Monkstown banish bitter memories at AIG Munster Senior Cup final

Monkstown closed the book on 12 months of heartbreak as they claimed their provincial pennant with victory in the AIG Munster Senior Cup final at Cork Golf Club.

Munster’s Barton Shield representatives at Carton House next month for the AIG All Ireland Cups and Shields finals will also be from the Rebel county after Cork landed the provincial scratch foursomes title at Little Island on Saturday.

Both Cork and Monkstown have claimed national titles before but for the latter, it has been more than 50 years away from the business end of the Senior Cup.

National champions in 1954 and 1963, Monkstown booked their return ticket by edging past Ballybunion in the semi-finals and then Castletroy in Saturday evening’s Munster decider.

They won both contests 3-2 in the five-man singles matchplay format, backed by huge support from their yellow-clad fellow members.

Nick Moore had beaten Ballybunion’s Peter Sheehan on the 19th hole to seal his club’s passage to the Munster final and a year on from losing 3-2 to Limerick, they were staring another heartbreak in the face as Castletroy’s Andrew McCormack and Mark Campbell took the opening rubbers over Moore and Donal McDonnell to continue their good form having beaten Waterford Castle 3-2 in their semi.

Martin Poucher, originally from Limerick and in his first season with Monkstown having moved to Cork from Dublin, began the fightback, the former Castle clubman beating Jack Ryan 6&5.

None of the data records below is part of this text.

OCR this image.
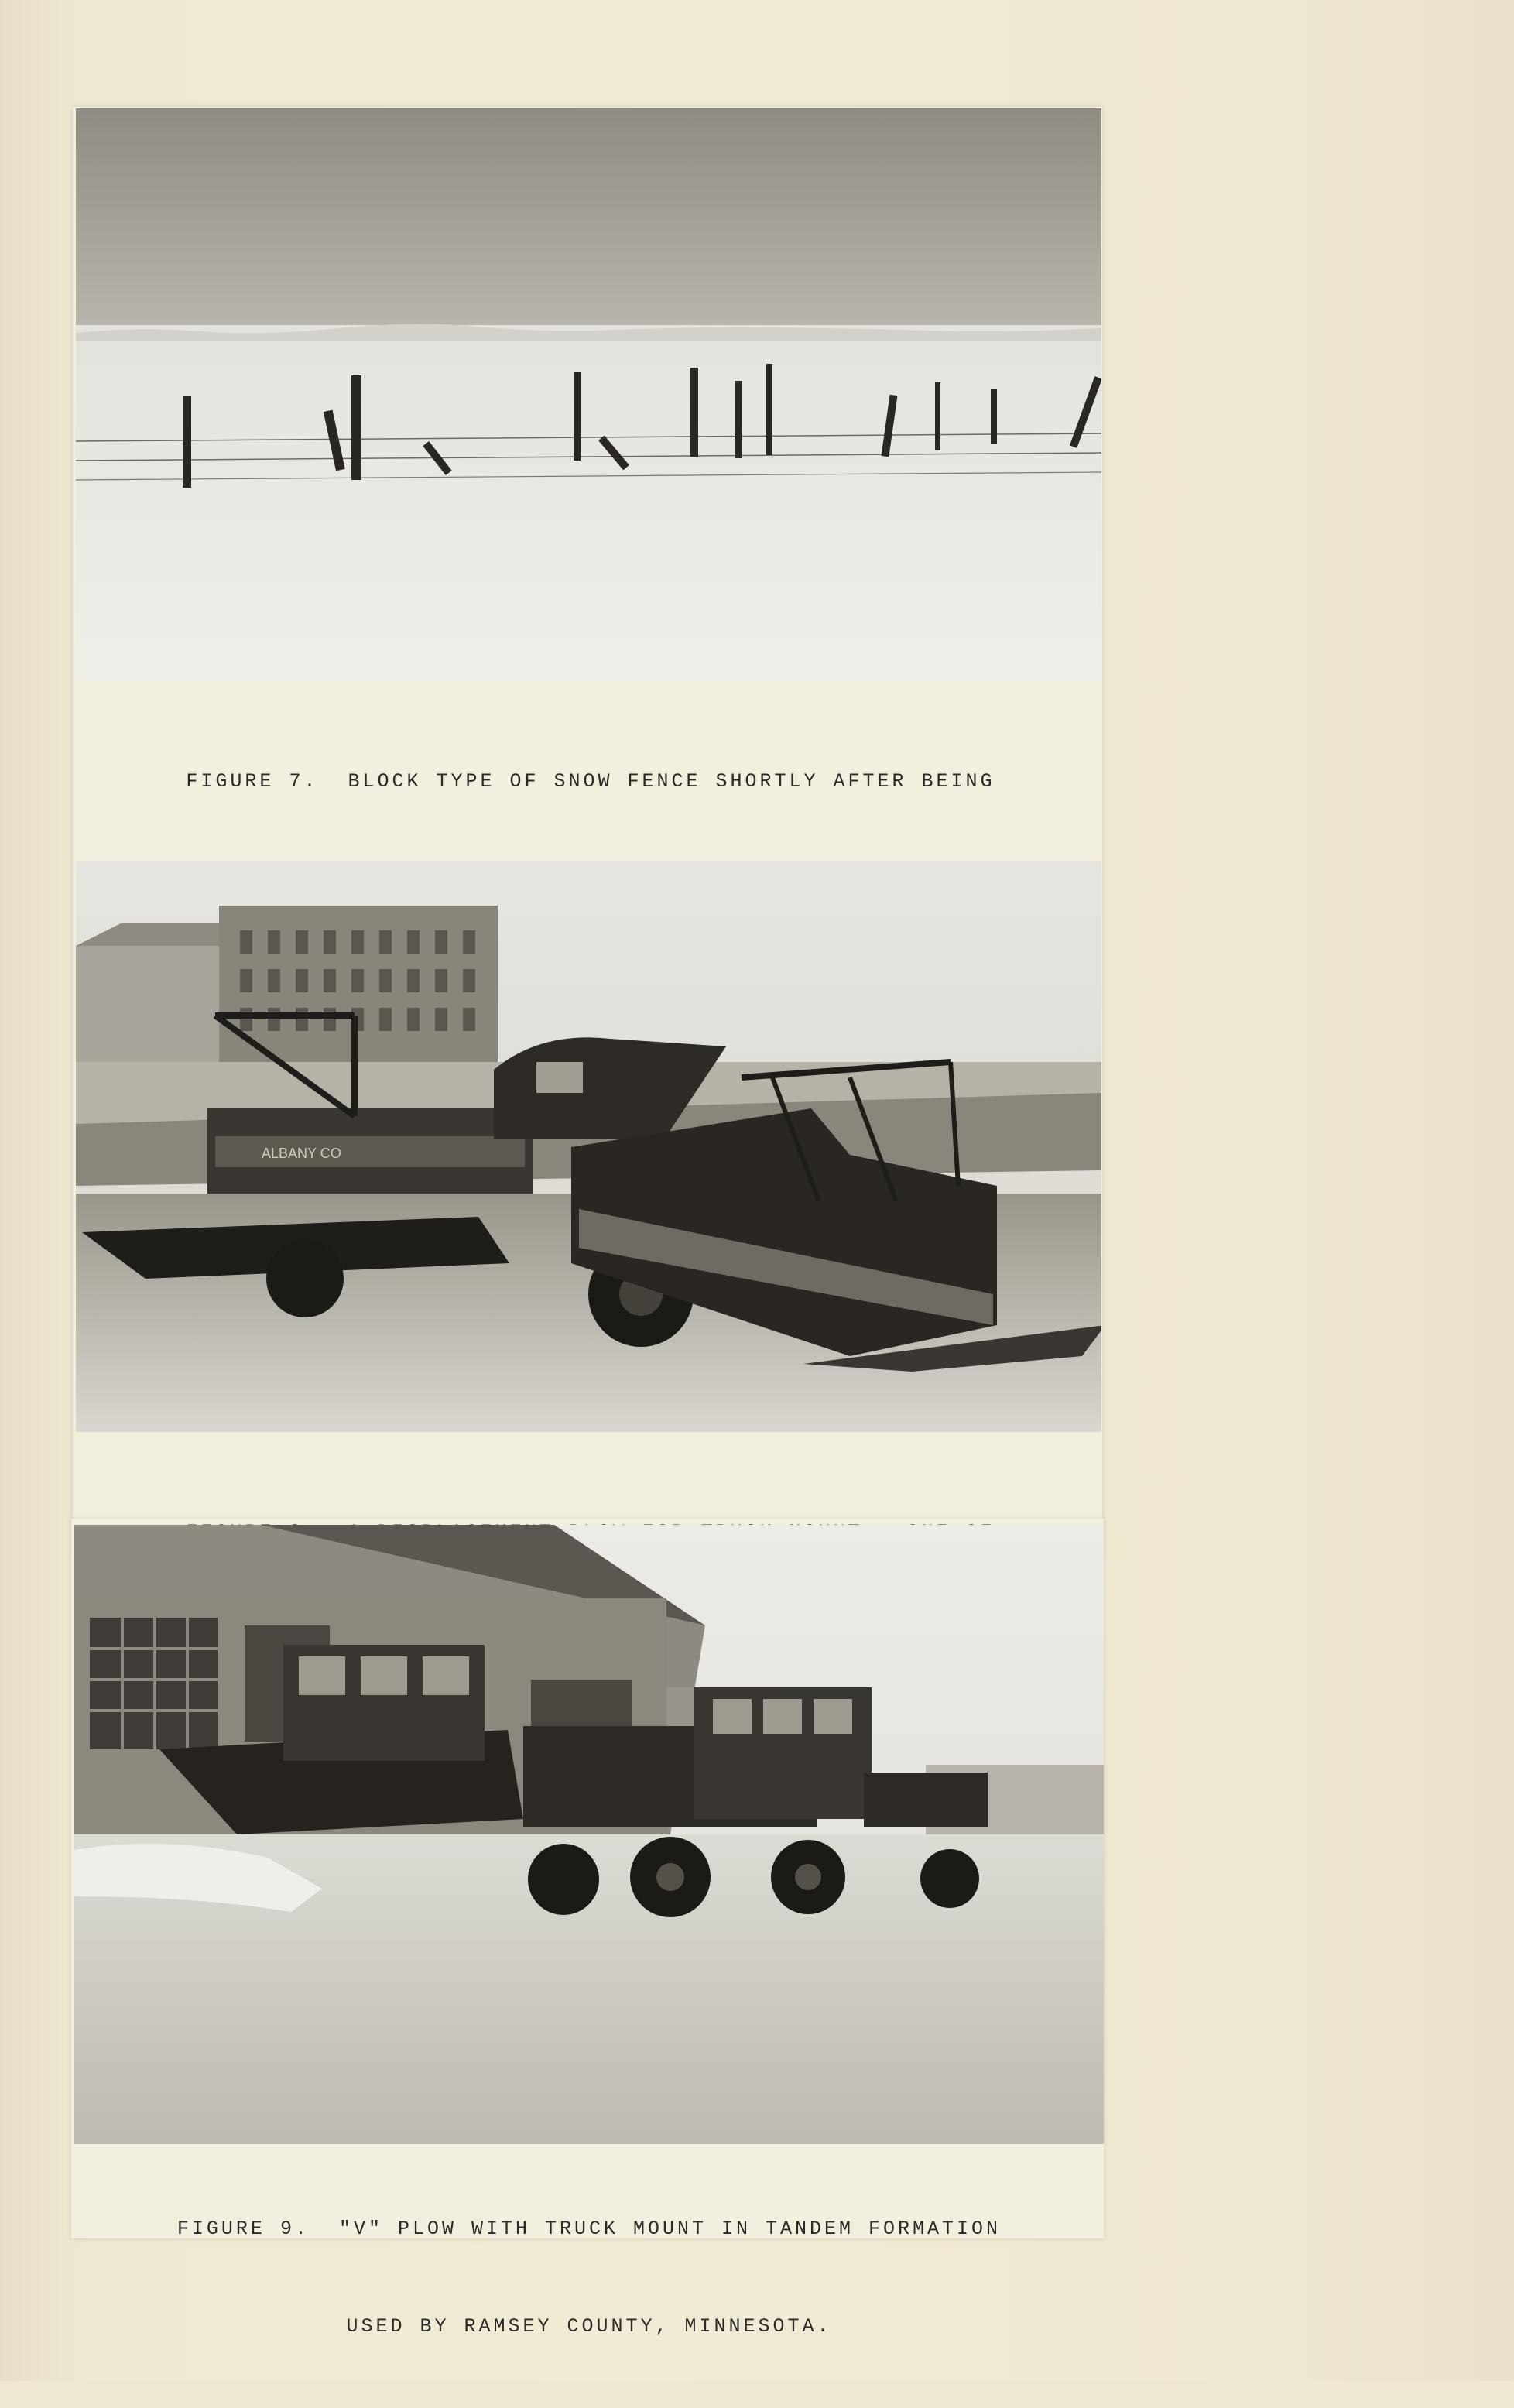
FIGURE 7. BLOCK TYPE OF SNOW FENCE SHORTLY AFTER BEING

ALBANY CO

FIGURE 9. "V" PLOW WITH TRUCK MOUNT IN TANDEM FORMATION

USED BY RAMSEY COUNTY, MINNESOTA.
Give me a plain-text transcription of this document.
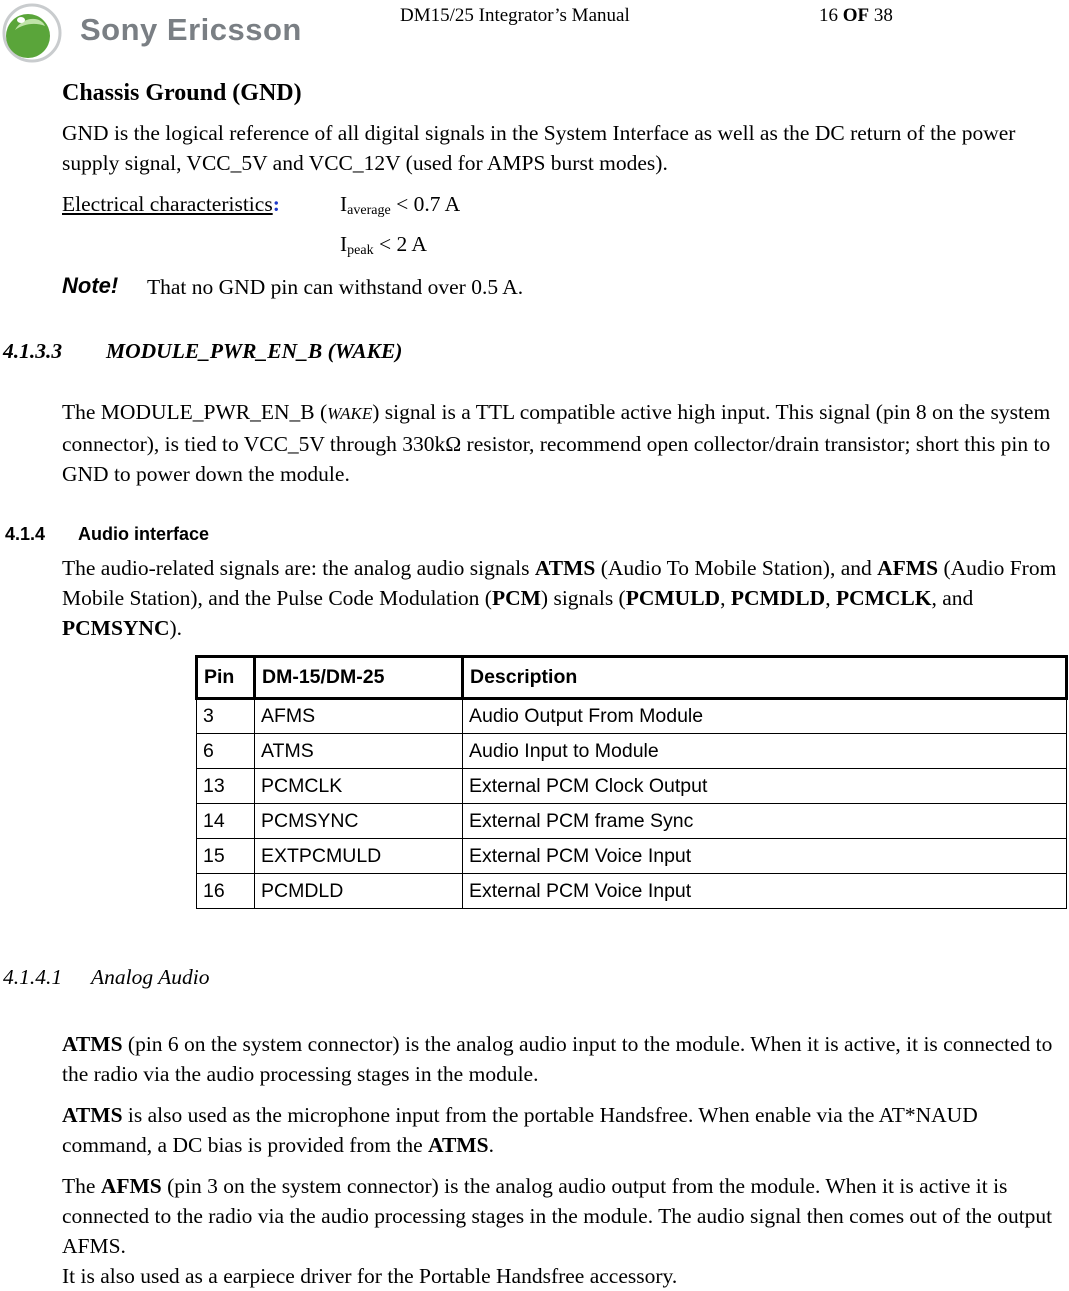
Sony Ericsson	DM15/25 Integrator’s Manual	16 OF 38
Chassis Ground (GND)

GND is the logical reference of all digital signals in the System Interface as well as the DC return of the power supply signal, VCC_5V and VCC_12V (used for AMPS burst modes).

Electrical characteristics:	$I_{average} < 0.7$ A
$I_{peak} < 2$ A
Note! That no GND pin can withstand over 0.5 A.
4.1.3.3 MODULE_PWR_EN_B (WAKE)

The MODULE_PWR_EN_B (WAKE) signal is a TTL compatible active high input. This signal (pin 8 on the system connector), is tied to VCC_5V through 330kΩ resistor, recommend open collector/drain transistor; short this pin to GND to power down the module.

4.1.4 Audio interface

The audio-related signals are: the analog audio signals ATMS (Audio To Mobile Station), and AFMS (Audio From Mobile Station), and the Pulse Code Modulation (PCM) signals (PCMULD, PCMDLD, PCMCLK, and PCMSYNC).

Pin	DM-15/DM-25	Description
3	AFMS	Audio Output From Module
6	ATMS	Audio Input to Module
13	PCMCLK	External PCM Clock Output
14	PCMSYNC	External PCM frame Sync
15	EXTPCMULD	External PCM Voice Input
16	PCMDLD	External PCM Voice Input
4.1.4.1 Analog Audio

ATMS (pin 6 on the system connector) is the analog audio input to the module. When it is active, it is connected to the radio via the audio processing stages in the module.

ATMS is also used as the microphone input from the portable Handsfree. When enable via the AT*NAUD command, a DC bias is provided from the ATMS.

The AFMS (pin 3 on the system connector) is the analog audio output from the module. When it is active it is connected to the radio via the audio processing stages in the module. The audio signal then comes out of the output AFMS.
It is also used as a earpiece driver for the Portable Handsfree accessory.
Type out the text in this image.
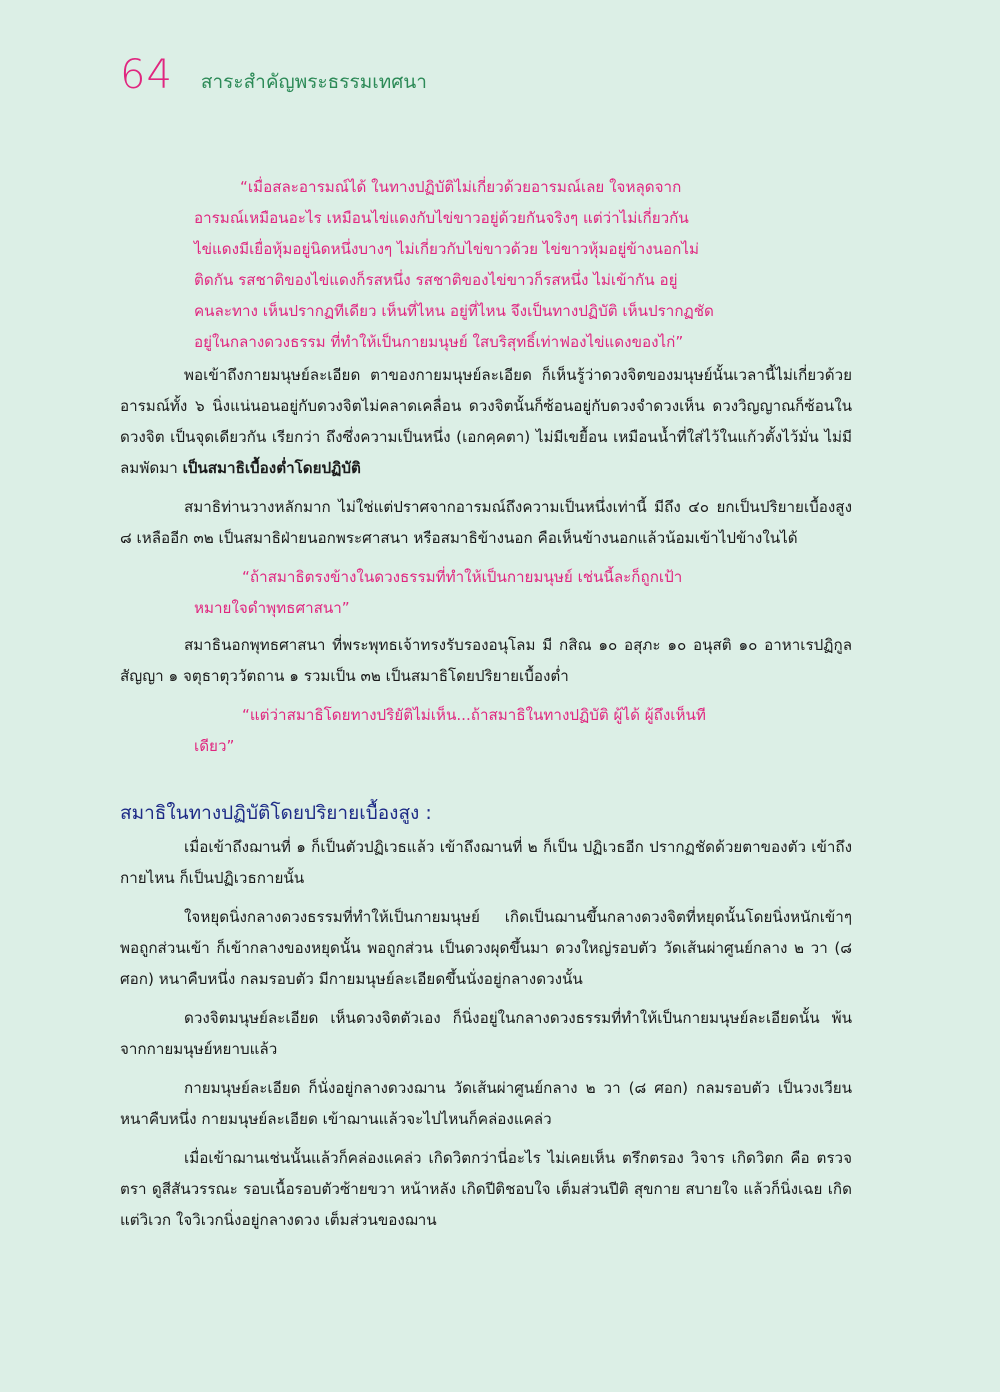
64 สาระสำคัญพระธรรมเทศนา

“เมื่อสละอารมณ์ได้ ในทางปฏิบัติไม่เกี่ยวด้วยอารมณ์เลย ใจหลุดจาก
อารมณ์เหมือนอะไร เหมือนไข่แดงกับไข่ขาวอยู่ด้วยกันจริงๆ แต่ว่าไม่เกี่ยวกัน
ไข่แดงมีเยื่อหุ้มอยู่นิดหนึ่งบางๆ ไม่เกี่ยวกับไข่ขาวด้วย ไข่ขาวหุ้มอยู่ข้างนอกไม่
ติดกัน รสชาติของไข่แดงก็รสหนึ่ง รสชาติของไข่ขาวก็รสหนึ่ง ไม่เข้ากัน อยู่
คนละทาง เห็นปรากฏทีเดียว เห็นที่ไหน อยู่ที่ไหน จึงเป็นทางปฏิบัติ เห็นปรากฏชัด
อยู่ในกลางดวงธรรม ที่ทำให้เป็นกายมนุษย์ ใสบริสุทธิ์เท่าฟองไข่แดงของไก่”

พอเข้าถึงกายมนุษย์ละเอียด ตาของกายมนุษย์ละเอียด ก็เห็นรู้ว่าดวงจิตของมนุษย์นั้นเวลานี้ไม่เกี่ยวด้วยอารมณ์ทั้ง ๖ นิ่งแน่นอนอยู่กับดวงจิตไม่คลาดเคลื่อน ดวงจิตนั้นก็ซ้อนอยู่กับดวงจำดวงเห็น ดวงวิญญาณก็ซ้อนในดวงจิต เป็นจุดเดียวกัน เรียกว่า ถึงซึ่งความเป็นหนึ่ง (เอกคฺคตา) ไม่มีเขยื้อน เหมือนน้ำที่ใส่ไว้ในแก้วตั้งไว้มั่น ไม่มีลมพัดมา เป็นสมาธิเบื้องต่ำโดยปฏิบัติ

สมาธิท่านวางหลักมาก ไม่ใช่แต่ปราศจากอารมณ์ถึงความเป็นหนึ่งเท่านี้ มีถึง ๔๐ ยกเป็นปริยายเบื้องสูง ๘ เหลืออีก ๓๒ เป็นสมาธิฝ่ายนอกพระศาสนา หรือสมาธิข้างนอก คือเห็นข้างนอกแล้วน้อมเข้าไปข้างในได้

“ถ้าสมาธิตรงข้างในดวงธรรมที่ทำให้เป็นกายมนุษย์ เช่นนี้ละก็ถูกเป้า
หมายใจดำพุทธศาสนา”

สมาธินอกพุทธศาสนา ที่พระพุทธเจ้าทรงรับรองอนุโลม มี กสิณ ๑๐ อสุภะ ๑๐ อนุสติ ๑๐ อาหาเรปฏิกูลสัญญา ๑ จตุธาตุววัตถาน ๑ รวมเป็น ๓๒ เป็นสมาธิโดยปริยายเบื้องต่ำ

“แต่ว่าสมาธิโดยทางปริยัติไม่เห็น...ถ้าสมาธิในทางปฏิบัติ ผู้ได้ ผู้ถึงเห็นที
เดียว”

สมาธิในทางปฏิบัติโดยปริยายเบื้องสูง :

เมื่อเข้าถึงฌานที่ ๑ ก็เป็นตัวปฏิเวธแล้ว เข้าถึงฌานที่ ๒ ก็เป็น ปฏิเวธอีก ปรากฏชัดด้วยตาของตัว เข้าถึงกายไหน ก็เป็นปฏิเวธกายนั้น

ใจหยุดนิ่งกลางดวงธรรมที่ทำให้เป็นกายมนุษย์ เกิดเป็นฌานขึ้นกลางดวงจิตที่หยุดนั้นโดยนิ่งหนักเข้าๆ พอถูกส่วนเข้า ก็เข้ากลางของหยุดนั้น พอถูกส่วน เป็นดวงผุดขึ้นมา ดวงใหญ่รอบตัว วัดเส้นผ่าศูนย์กลาง ๒ วา (๘ ศอก) หนาคืบหนึ่ง กลมรอบตัว มีกายมนุษย์ละเอียดขึ้นนั่งอยู่กลางดวงนั้น

ดวงจิตมนุษย์ละเอียด เห็นดวงจิตตัวเอง ก็นิ่งอยู่ในกลางดวงธรรมที่ทำให้เป็นกายมนุษย์ละเอียดนั้น พ้นจากกายมนุษย์หยาบแล้ว

กายมนุษย์ละเอียด ก็นั่งอยู่กลางดวงฌาน วัดเส้นผ่าศูนย์กลาง ๒ วา (๘ ศอก) กลมรอบตัว เป็นวงเวียนหนาคืบหนึ่ง กายมนุษย์ละเอียด เข้าฌานแล้วจะไปไหนก็คล่องแคล่ว

เมื่อเข้าฌานเช่นนั้นแล้วก็คล่องแคล่ว เกิดวิตกว่านี่อะไร ไม่เคยเห็น ตรึกตรอง วิจาร เกิดวิตก คือ ตรวจตรา ดูสีสันวรรณะ รอบเนื้อรอบตัวซ้ายขวา หน้าหลัง เกิดปีติชอบใจ เต็มส่วนปีติ สุขกาย สบายใจ แล้วก็นิ่งเฉย เกิดแต่วิเวก ใจวิเวกนิ่งอยู่กลางดวง เต็มส่วนของฌาน
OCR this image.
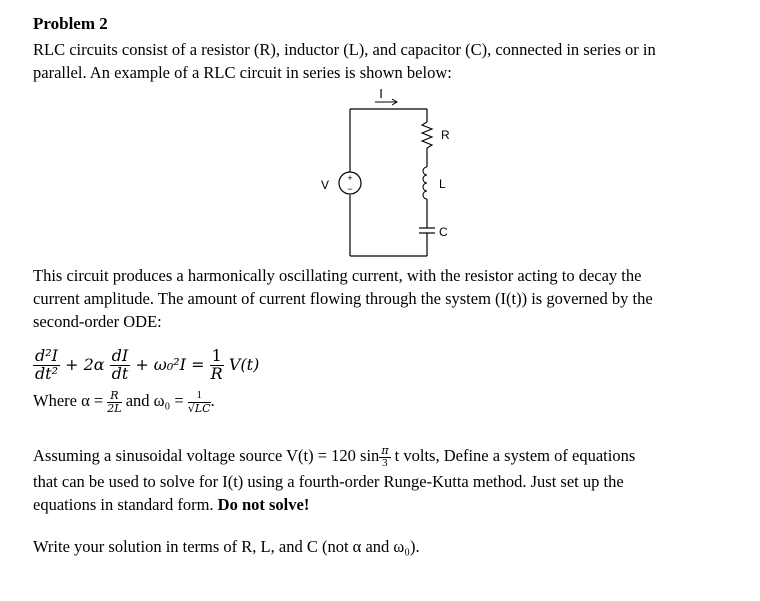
Problem 2
RLC circuits consist of a resistor (R), inductor (L), and capacitor (C), connected in series or in
parallel. An example of a RLC circuit in series is shown below:
I
+
−
V
R
L
C
This circuit produces a harmonically oscillating current, with the resistor acting to decay the
current amplitude. The amount of current flowing through the system (I(t)) is governed by the
second-order ODE:
$\frac{\text{d²I}}{\text{dt²}} + 2\alpha \frac{dI}{dt} + \omega_0^2I = \frac{1}{R} V(t)$
Where $\alpha = \frac{R}{2L}$ and $\omega_0 = \frac{1}{√LC}$ .
Assuming a sinusoidal voltage source V(t) = 120 $\sin \frac{\pi}{3}$ t volts, Define a system of equations
that can be used to solve for I(t) using a fourth-order Runge-Kutta method. Just set up the
equations in standard form. Do not solve!
Write your solution in terms of R, L, and C (not α and ω₀).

Eoghan Long then recorded a similar win over Cian Daly, which left youngest team member Sean Desmond needing to seal his match with Castletroy’s Cian O’Donnell.

Their tie went to the 18th, Desmond in trouble in the trees before an excellent recovery shot to 15 feet from the hole and putt to inside a foot clinched the point.

Team manager Pat O’Keeffe, the former Cork Constitution coach and president, who won his own rugby-related tussle with a Castletroy outfit managed by former Munster Heineken Cup winner Ian Dowling, recognised the narrow margins involved in Monkstown’s pennant success.

“We could have won 5-0 or lost 3-2 in both rounds, it was one of those days,” O’Keeffe said.

“We probably played better than both Ballybunion and Castletroy on the day but they both fought like tigers. We have a very well balanced team, they can all win points and they’re a good mix. They played brilliantly all day.

“Our short game was very good and it added up to a very good team performance.

“To lose last year in the final, 3-2, was heartbreaking. To come out of the Cork section is always difficult and for us to do that last year was a big deal.

“So to come out two years in a row has been an unbelievable achievement. We were so proud of winning in Cork last year, it was just massive in terms of realising we were good enough. We’ve got Martin Poucher in this year and he’s been a huge addition. We had huge support, it was incredible, the club really buys into it and it’s important to us. It was worth that point.”

If Monkstown had supporters to thank then so too did Cork, who credited home advantage on their Little Island layout for helping secure a return to a first Barton Shield national semi-finals since 2013.

Cork, five-time title winners, the most recent of which was in 1990, had beaten old foes Limerick in the semi-final on Saturday morning, Mark Ford and Brian Kelleher beating Pat Murray and Mike Reddan while Gary O’Flaherty and John Hickey overcame Mike O’Kelly and Justin Kehoe for a four-hole combined victory.

Tramore had 2014 AIG Senior Cup-winning team members Paul Flynn and Chris Butler but were missing a third in Robin Dawson, who was returning from Ireland’s Home International hat-trick win in Scotland.

They had nevertheless beaten Tralee by five holes in their semi-final but Cork proved too strong in the final, taking an early lead in both matches and not looking back for a seven-hole aggregate victory.

Ford and Kelleher beat Declan King and Flynn by four holes, while Gary O’Flaherty and John Hickey defeated Butler and John Mitchell by three holes.